Les premiers résultats des expériences en plein champ menées avec ces blés rustiques montrent, à qualité nutritionnelle égale, des indices de fréquence de traitement (IFT) inférieurs à 50 % par rapport à une exploitation traditionnelle.

Or, la profession, qu'il s'agisse des semenciers, des coopératives ou des meuniers, demeure réticente à s'engager dans cette voie.

* Les défauts d'application

Ces défauts sont de plusieurs ordres :

- La biodiversité à protéger n'est pas définie avec suffisamment de précision .

Les prairies permanentes sont subventionnées de la même façon suivant qu'elles aient cinq ou cinquante ans d'âge, ce qui correspond à des états de biodiversité différents.

Les haies (dont le maintien fait l'objet d'importants concours financiers du deuxième pilier) ne sont définies ni en hauteur ni en épaisseur.
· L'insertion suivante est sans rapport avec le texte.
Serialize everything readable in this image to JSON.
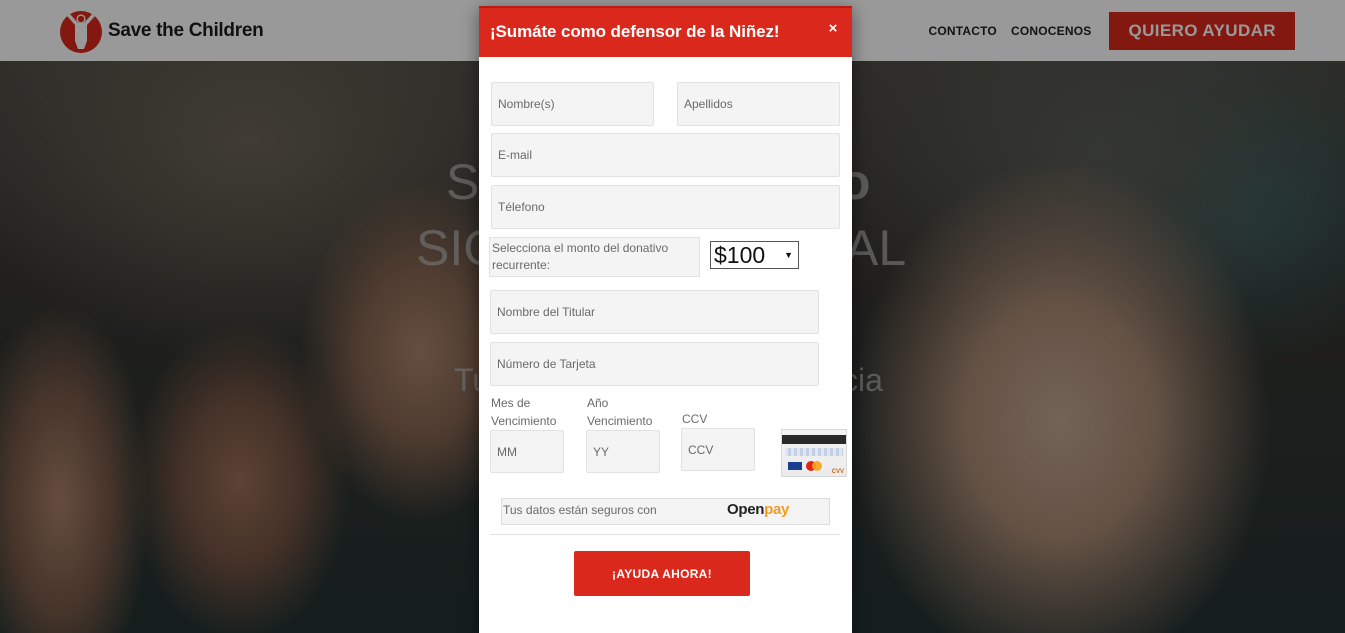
{
  "site": {
    "brand": "Save the Children",
    "nav": {
      "contact": "CONTACTO",
      "about": "CONOCENOS",
      "cta": "QUIERO AYUDAR"
    }
  },
  "hero": {
    "line1_start": "S",
    "line1_end": "ío",
    "line2_start": "SIG",
    "line2_end": "AL",
    "line3_start": "Tu",
    "line3_end": "cia"
  },
  "modal": {
    "title": "¡Sumáte como defensor de la Niñez!",
    "close_label": "×",
    "fields": {
      "nombre": "Nombre(s)",
      "apellidos": "Apellidos",
      "email": "E-mail",
      "telefono": "Télefono",
      "titular": "Nombre del Titular",
      "tarjeta": "Número de Tarjeta",
      "mm": "MM",
      "yy": "YY",
      "ccv": "CCV"
    },
    "monto": {
      "label": "Selecciona el monto del donativo recurrente:",
      "selected": "$100",
      "arrow": "▼"
    },
    "labels": {
      "mes": "Mes de Vencimiento",
      "anio": "Año Vencimiento",
      "ccv": "CCV"
    },
    "card_mark": "CVV",
    "secure": {
      "text": "Tus datos están seguros con",
      "brand_a": "Open",
      "brand_b": "pay"
    },
    "submit_label": "¡AYUDA AHORA!"
  },
  "colors": {
    "brand_red": "#da291c",
    "openpay_orange": "#f29c1f"
  }
}
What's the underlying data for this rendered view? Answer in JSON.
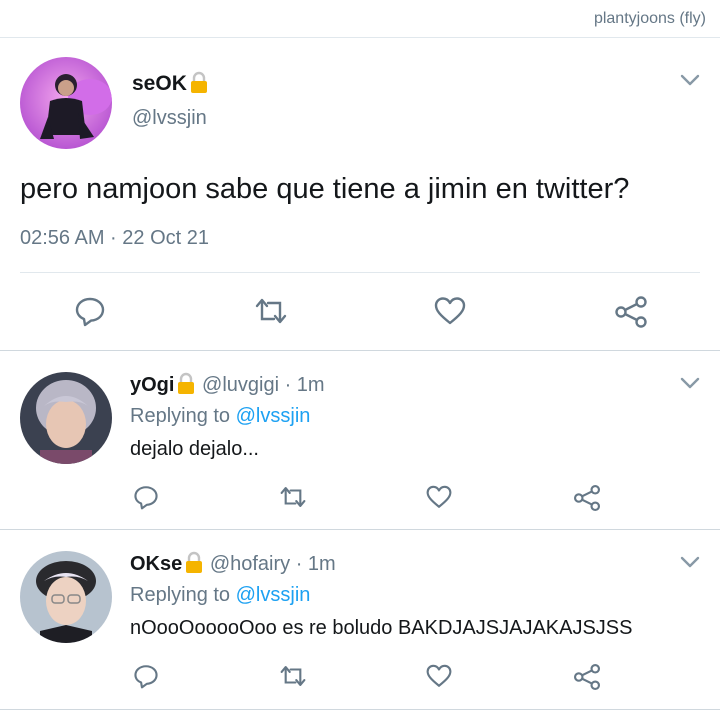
{
  "header": {
    "handle": "plantyjoons (fly)"
  },
  "main_tweet": {
    "display_name": "seOK",
    "username": "@lvssjin",
    "text": "pero namjoon sabe que tiene a jimin en twitter?",
    "timestamp": "02:56 AM · 22 Oct 21"
  },
  "replies": [
    {
      "display_name": "yOgi",
      "meta": "@luvgigi · 1m",
      "replying_prefix": "Replying to",
      "replying_to": "@lvssjin",
      "text": "dejalo dejalo..."
    },
    {
      "display_name": "OKse",
      "meta": "@hofairy · 1m",
      "replying_prefix": "Replying to",
      "replying_to": "@lvssjin",
      "text": "nOooOooooOoo es re boludo BAKDJAJSJAJAKAJSJSS"
    }
  ],
  "icons": [
    "reply-icon",
    "retweet-icon",
    "like-icon",
    "share-icon",
    "chevron-down-icon",
    "lock-icon"
  ],
  "colors": {
    "link": "#1da1f2",
    "secondary_text": "#657786",
    "icon": "#657786",
    "lock": "#f5b400"
  }
}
De fait, certains conseils généraux ont accordé des subventions pour les plantations de haies qui, trop basses, n'ont pas été pérennes et ont été détruites en fin de contrat.
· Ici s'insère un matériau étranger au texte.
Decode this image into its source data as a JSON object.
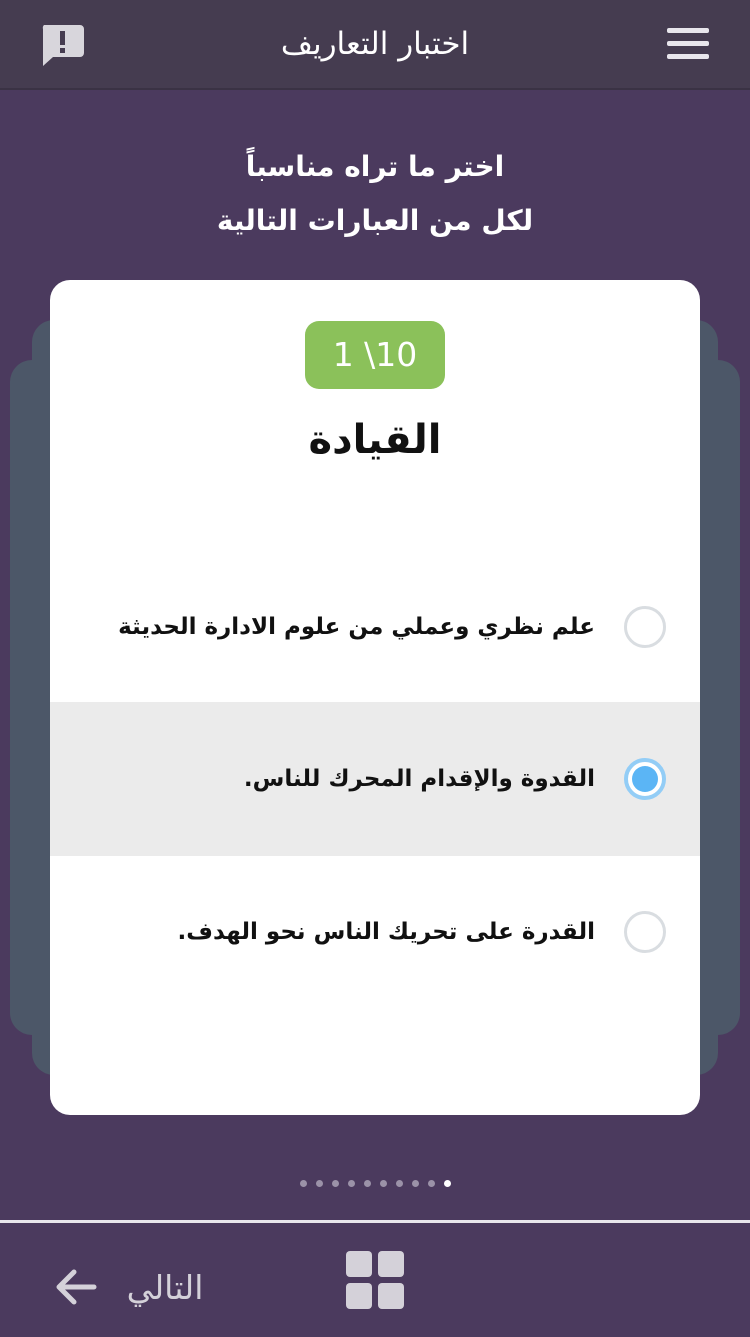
{
  "header": {
    "title": "اختبار التعاريف",
    "menu_icon": "hamburger-menu-icon",
    "report_icon": "report-exclamation-icon"
  },
  "instructions": {
    "line1": "اختر ما تراه مناسباً",
    "line2": "لكل من العبارات التالية"
  },
  "card": {
    "counter": "1 \\10",
    "question": "القيادة",
    "options": [
      {
        "label": "علم نظري وعملي من علوم الادارة الحديثة",
        "selected": false
      },
      {
        "label": "القدوة والإقدام المحرك للناس.",
        "selected": true
      },
      {
        "label": "القدرة على تحريك الناس نحو الهدف.",
        "selected": false
      }
    ]
  },
  "pagination": {
    "total": 10,
    "current": 1
  },
  "bottom_bar": {
    "next_label": "التالي",
    "grid_icon": "grid-menu-icon",
    "arrow_icon": "arrow-left-icon"
  },
  "colors": {
    "background": "#4b3a5e",
    "header": "#453c50",
    "counter_badge": "#8bc15a",
    "radio_selected": "#5bb5f5",
    "selected_row": "#ebebeb"
  }
}
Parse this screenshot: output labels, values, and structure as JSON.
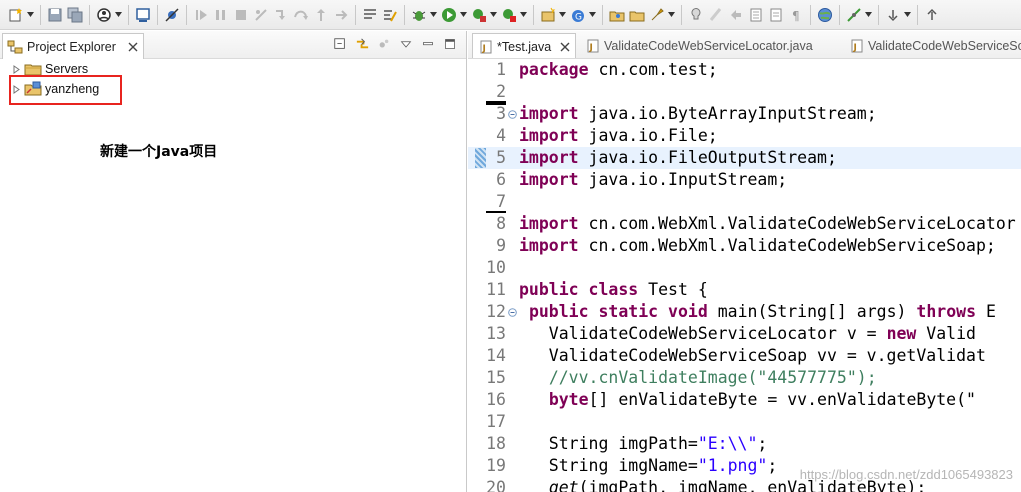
{
  "toolbar": {
    "icons": [
      "new-icon",
      "save-icon",
      "save-all-icon",
      "skip-icon",
      "console-icon",
      "skip-breakpoints-icon",
      "resume-icon",
      "suspend-icon",
      "terminate-icon",
      "disconnect-icon",
      "step-into-icon",
      "step-over-icon",
      "step-return-icon",
      "drop-frame-icon",
      "use-step-filters-icon",
      "build-icon",
      "debug-icon",
      "run-icon",
      "coverage-icon",
      "external-tools-icon",
      "new-project-icon",
      "new-class-icon",
      "open-type-icon",
      "open-folder-icon",
      "search-icon",
      "annotation-icon",
      "toggle-mark-icon",
      "show-whitespace-icon",
      "block-select-icon",
      "pilcrow-icon",
      "globe-icon",
      "team-icon",
      "next-annotation-icon"
    ]
  },
  "explorer": {
    "tab_label": "Project Explorer",
    "items": [
      {
        "label": "Servers",
        "icon": "folder-icon"
      },
      {
        "label": "yanzheng",
        "icon": "project-icon"
      }
    ],
    "annotation": "新建一个Java项目",
    "highlight_color": "#e8241f"
  },
  "editor": {
    "tabs": [
      {
        "label": "*Test.java",
        "active": true
      },
      {
        "label": "ValidateCodeWebServiceLocator.java",
        "active": false
      },
      {
        "label": "ValidateCodeWebServiceSo",
        "active": false
      }
    ],
    "lines": [
      {
        "n": "1",
        "segs": [
          [
            "kw",
            "package"
          ],
          [
            "",
            " cn.com.test;"
          ]
        ]
      },
      {
        "n": "2",
        "segs": []
      },
      {
        "n": "3",
        "segs": [
          [
            "kw",
            "import"
          ],
          [
            "",
            " java.io.ByteArrayInputStream;"
          ]
        ],
        "fold": true
      },
      {
        "n": "4",
        "segs": [
          [
            "kw",
            "import"
          ],
          [
            "",
            " java.io.File;"
          ]
        ]
      },
      {
        "n": "5",
        "segs": [
          [
            "kw",
            "import"
          ],
          [
            "",
            " java.io.FileOutputStream;"
          ]
        ],
        "current": true
      },
      {
        "n": "6",
        "segs": [
          [
            "kw",
            "import"
          ],
          [
            "",
            " java.io.InputStream;"
          ]
        ]
      },
      {
        "n": "7",
        "segs": []
      },
      {
        "n": "8",
        "segs": [
          [
            "kw",
            "import"
          ],
          [
            "",
            " cn.com.WebXml.ValidateCodeWebServiceLocator"
          ]
        ]
      },
      {
        "n": "9",
        "segs": [
          [
            "kw",
            "import"
          ],
          [
            "",
            " cn.com.WebXml.ValidateCodeWebServiceSoap;"
          ]
        ]
      },
      {
        "n": "10",
        "segs": []
      },
      {
        "n": "11",
        "segs": [
          [
            "kw",
            "public"
          ],
          [
            "",
            " "
          ],
          [
            "kw",
            "class"
          ],
          [
            "",
            " Test {"
          ]
        ]
      },
      {
        "n": "12",
        "segs": [
          [
            "",
            " "
          ],
          [
            "kw",
            "public"
          ],
          [
            "",
            " "
          ],
          [
            "kw",
            "static"
          ],
          [
            "",
            " "
          ],
          [
            "kw",
            "void"
          ],
          [
            "",
            " main(String[] args) "
          ],
          [
            "kw",
            "throws"
          ],
          [
            "",
            " E"
          ]
        ],
        "fold": true
      },
      {
        "n": "13",
        "segs": [
          [
            "",
            "   ValidateCodeWebServiceLocator v = "
          ],
          [
            "kw",
            "new"
          ],
          [
            "",
            " Valid"
          ]
        ]
      },
      {
        "n": "14",
        "segs": [
          [
            "",
            "   ValidateCodeWebServiceSoap vv = v.getValidat"
          ]
        ]
      },
      {
        "n": "15",
        "segs": [
          [
            "",
            "   "
          ],
          [
            "cmt",
            "//vv.cnValidateImage(\"44577775\");"
          ]
        ]
      },
      {
        "n": "16",
        "segs": [
          [
            "",
            "   "
          ],
          [
            "kw",
            "byte"
          ],
          [
            "",
            "[] enValidateByte = vv.enValidateByte(\""
          ]
        ]
      },
      {
        "n": "17",
        "segs": []
      },
      {
        "n": "18",
        "segs": [
          [
            "",
            "   String imgPath="
          ],
          [
            "str",
            "\"E:\\\\\""
          ],
          [
            ";"
          ]
        ]
      },
      {
        "n": "19",
        "segs": [
          [
            "",
            "   String imgName="
          ],
          [
            "str",
            "\"1.png\""
          ],
          [
            ";"
          ]
        ]
      },
      {
        "n": "20",
        "segs": [
          [
            "",
            "   "
          ],
          [
            "it",
            "get"
          ],
          [
            "",
            "(imgPath, imgName, enValidateByte);"
          ]
        ]
      }
    ]
  },
  "watermark": "https://blog.csdn.net/zdd1065493823"
}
Or, des études de l'INRA montrent que, même sur de très grandes parcelles, la constitution de haies hautes et épaisses contribue fortement au maintien d'une biodiversité de l'écosystème agro-environnemental.

- La cohérence finale du système est menacée par les conditions de sa mise en oeuvre .

D'une part celui-ci repose sur le volontariat, ce qui renvoie à la difficulté de créer des effets de seuil car ils dépendent du degré de participation des exploitants dans une zone.

A titre d'illustration, si 30 % des haies sur une aire de 10 km² sont traitées aux pesticides, la fonction écosystémique des haies de cette zone diminue fortement.

D'autre part, l'émiettement de l'application territoriale est renforcé par l'émiettement des mesures. Par exemple en matière de protection de la qualité de l'eau, les agriculteurs peuvent choisir entre une douzaine de mesures dont la mise en oeuvre leur rapporte plus ou moins de subventions.

- La complexité du système entraîne des coûts de transaction trop élevés (de l'ordre de 30 % de l'aide à la charge de la collectivité et des agriculteurs).

Enfin, on ajoutera que l'encouragement au maintien de la biodiversité n'exclue pas, par ailleurs, que celle-ci soit détruite : on peut planter des haies dans certaines zones, mais rien n'interdit de les détruire dans d'autres .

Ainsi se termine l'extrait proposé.